As a Technology Operational Risk Management Lead, you will be responsible for analyzing and identifying technology and cyber operational risks within the Consumer and Community Banking (CCB) line of business. In addition to control evaluation and risk assessment activities, you will work closely with CCB Business Operational Risk teams, CCB Technology leadership, and Technology Risk Control teams to drive execution of operational risk management framework procedures. You will need to be an experienced technologist that understands Cybersecurity and Technology risks, controls, and assessment methodologies.

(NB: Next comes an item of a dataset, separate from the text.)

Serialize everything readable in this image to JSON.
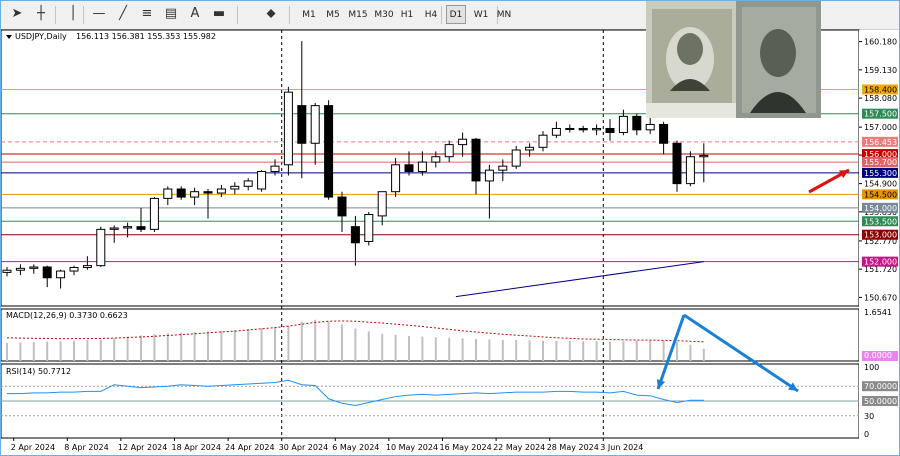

You will also participate in efforts to develop data-driven and automated testing approaches to risk identification and control assessment as well as have significant technology and business facing activities in this role.
Job Responsibilities
- Understand the key processes and controls performed within Consumer and Community Banking Technology
- Perform independent assessment of Cybersecurity risks on Consumer and Community Banking Technology through CCOR’s monitoring program.
- Manage identified risks using firm’s Operational Risk Management Framework
- Participate and challenge first line control designers and operators.
- Conduct Testing and Monitoring and identify operational risk control gaps.
- Develop and/or challenge KPIs / KRIs related to these risks through effective monitoring activities.
- Advise internal 2LoD teams of thematic monitoring and testing deficiencies.
- Manage book of work assessments impacting CCB and produce weekly status updates.
- Participate in firm-wide global initiatives to analyze impact to the firm.
Required Qualifications, Capabilities, and Skills
- 7+ years of experience with infrastructure/application architecture.
- 5+ years in a senior technology role (engineering, operations, or strategic planning)
- 5+ years of Cybersecurity and Technology risk working experience.
- Ability to understand complex technical systems, the business processes they support and synthesize the corresponding risks and controls.
- Knowledge of second line risk management (operational risk and compliance) practices
- Ability to seamlessly transition between business and technical discussion.
- Strong organizational and multi-tasking skills with demonstrated ability to manage expectations.
- Excellent verbal and written communication skills, including the ability to present concise findings in a persuasive manner to a senior audience.
- Able to develop constructive relationships with functional partners.
- Deadline driven; delivering results with limited supervision.